Sitting in the Senate hearing room, Tillerson warned the senators about the dangers posed by "adversaries like Iran and North Korea." He said a lack of U.S. leadership created a "void of uncertainty" and "our adversaries have been emboldened to take advantage of this absence of American leadership." He said: "We must hold ourselves accountable to upholding the promises we make to others." And he pointedly acknowledged "sanctions" can be a "powerful tool."

But rewind back to the first years of this century, when Tillerson was sitting at his desk in Dallas: ExxonMobil devised a legal loophole that enabled the oil company to evade U.S. sanctions and do business with Iran, Syria and Sudan-despite the fact that all three were under sanctions as state sponsors of terrorism.

As first reported by USA Today on Jan. 9, ExxonMobil reportedly conducted its business Iran, Syria and Sudan through a European subsidiary named Infineum, a joint venture with Shell Corporation in which ExxonMobil held a 50 percent ownership, according to filings at the Security and Exchange Commission.
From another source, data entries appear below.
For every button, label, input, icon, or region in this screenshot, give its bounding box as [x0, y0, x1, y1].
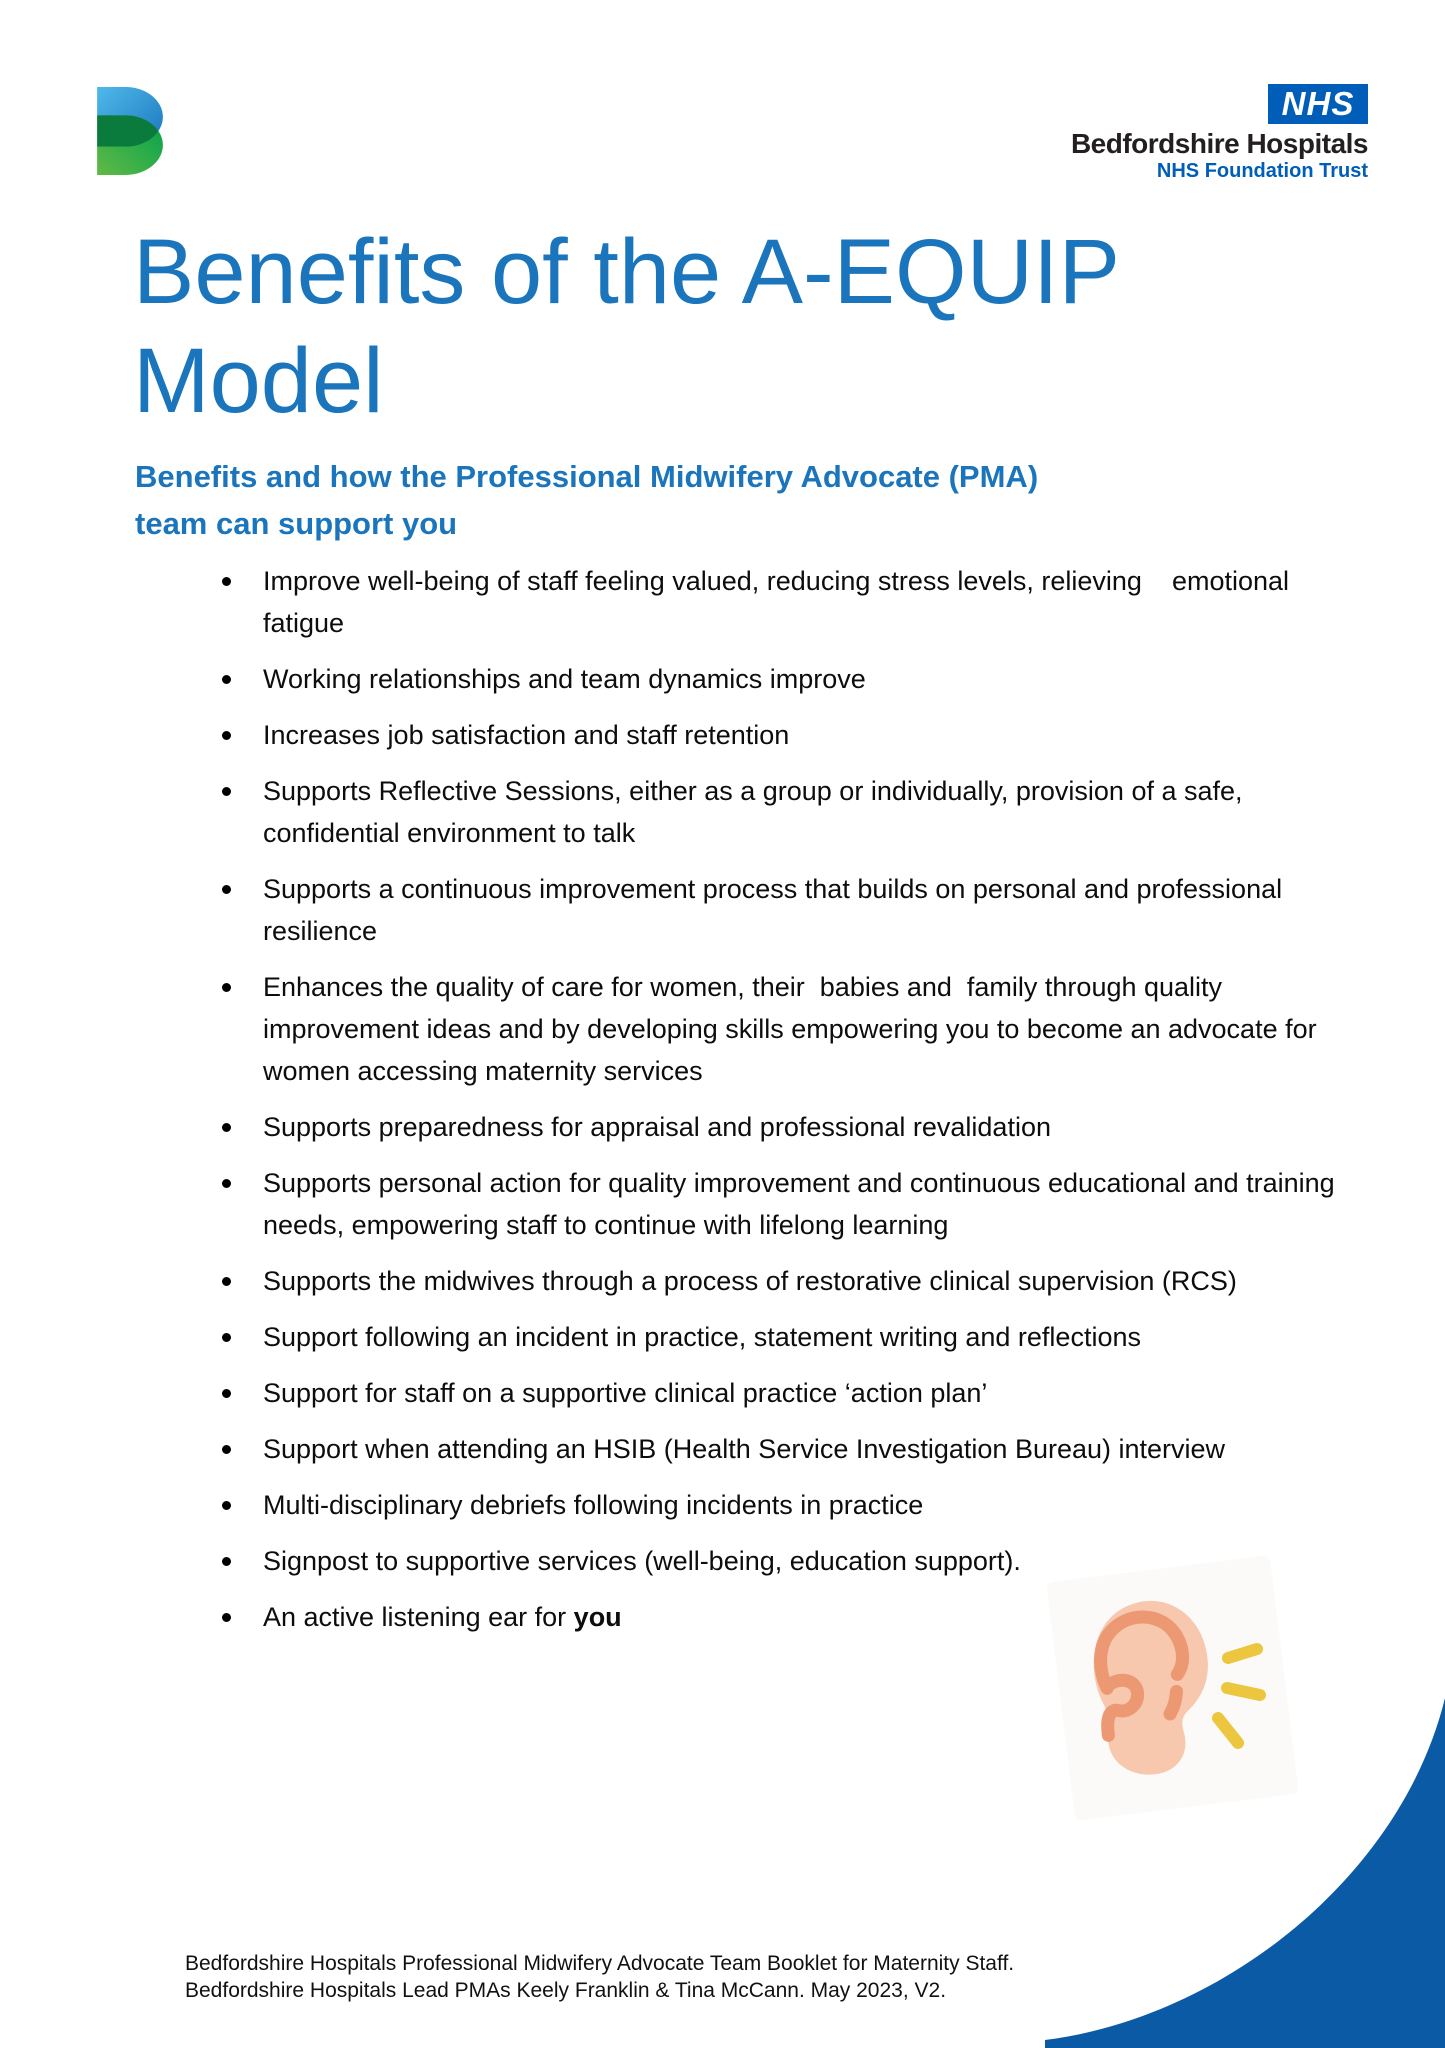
list-item: Supports a continuous improvement proces… [220, 868, 1380, 952]
nhs-trust-lockup: NHS Bedfordshire Hospitals NHS Foundatio… [1070, 84, 1369, 182]
list-item: An active listening ear for you [220, 1596, 1380, 1638]
list-item: Improve well-being of staff feeling valu… [220, 560, 1380, 644]
page-subtitle: Benefits and how the Professional Midwif… [135, 459, 1039, 541]
list-item: Supports preparedness for appraisal and … [220, 1106, 1380, 1148]
list-item: Support for staff on a supportive clinic… [220, 1372, 1380, 1414]
page-title: Benefits of the A-EQUIP Model [133, 221, 1120, 432]
list-item: Enhances the quality of care for women, … [220, 966, 1380, 1092]
list-item: Working relationships and team dynamics … [220, 658, 1380, 700]
corner-curve-decoration [1045, 1698, 1445, 2048]
list-item: Supports Reflective Sessions, either as … [220, 770, 1380, 854]
bedfordshire-b-logo-icon [97, 87, 163, 175]
nhs-logo-text: NHS [1281, 85, 1355, 122]
footer: Bedfordshire Hospitals Professional Midw… [185, 1950, 1014, 2004]
list-item: Support following an incident in practic… [220, 1316, 1380, 1358]
trust-subtitle: NHS Foundation Trust [1156, 160, 1368, 182]
ear-icon [1093, 1600, 1266, 1775]
final-bullet-text: An active listening ear for [263, 1602, 574, 1632]
final-bullet-bold: you [573, 1602, 622, 1632]
list-item: Supports personal action for quality imp… [220, 1162, 1380, 1246]
benefits-list: Improve well-being of staff feeling valu… [220, 560, 1380, 1652]
list-item: Multi-disciplinary debriefs following in… [220, 1484, 1380, 1526]
footer-line-2: Bedfordshire Hospitals Lead PMAs Keely F… [185, 1979, 947, 2002]
trust-name: Bedfordshire Hospitals [1070, 128, 1369, 159]
list-item: Signpost to supportive services (well-be… [220, 1540, 1380, 1582]
footer-line-1: Bedfordshire Hospitals Professional Midw… [185, 1952, 1015, 1975]
list-item: Support when attending an HSIB (Health S… [220, 1428, 1380, 1470]
listening-ear-illustration [1046, 1555, 1299, 1821]
nhs-logo: NHS [1268, 84, 1368, 124]
list-item: Increases job satisfaction and staff ret… [220, 714, 1380, 756]
list-item: Supports the midwives through a process … [220, 1260, 1380, 1302]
The transactions reportedly occurred in 2003, 2004 and 2005. An SEC filing in 2006 showed the subsidiary reported $53.2 million to Iran, $1.1 million to Syria and $600,000 to Sudan in the three years-just small change to the ExxonMobil, which posted a $371 billion annual income.

"ExxonMobil told USA TODAY the transactions were legal because Infineum, a joint venture with Shell Corporation, was based in Europe and the transactions did not involve any U.S. employees," said the report by USA Today correspondent Oren Dorell. The article said the documents had originally been discovered by a Democratic research group, American Bridge.

Legal, shmegal-these were three countries that were under sanctions for being state sponsors of terrorism. Senators-especially the committee's Republicans-need to ask themselves just this: If Hillary Clinton had somehow been part of a company that devised this clever backdoor way of doing even chump-change business with Iran, Syria and Sudan, what would Donald Trump have said? And even more important-what would the Senate Foreign Relations Committee's Republicans be saying today?

Also, how does ExxonMobil's clever way of evading sanctions against three countries the state department labeled sponsors of terrorism measure up to Tillerson's statements about sanctions being powerful tools and America needing to keep its promises?

Now this: In 2011, ExxonMobil sought to develop potentially lucrative oil resources in Iraq's Kurdistan region. The Kurds were all for the deal-but there was this minor annoyance: Iraq's central government was opposed and so was the U.S. state department, which Tillerson is now seeking to command. State Department officials asked the U.S. oil execs to hold off. "When Exxon has sought our advice about this, we asked them to wait for national legislation," said state's spokeswoman Victoria Nuland. But Tillerson went to Iraq and personally pushed the deal through, The Washington Post reported.

What would Trump have said if Hillary Clinton had ignored a state department request and done that? The good news is that, if Trump wishes to rewind and watch Tillerson's hearing, he surely would have noticed that there was a very fine potential secretary of state right there in the committee's hearing chamber that has hosted so many historic debates on global war and peace. Senate Foreign Relations Chairman Bob Corker, who was once high on Trump's list, was there, smoothly running the show as always.

But then again, Vladimir Putin never decorated Corker with Russia's Order of Friendship medal-an honor that no doubt greatly impressed Putin's pal, our president-elect.

It is highly unlikely the Senate's Republican majority will find the personable oil exec's loophole evasion of anti-terrorism sanctions so irksome that they will deny Trump his secretary of state. Soon Tillerson will be sitting behind the desk where those sanction decisions get made.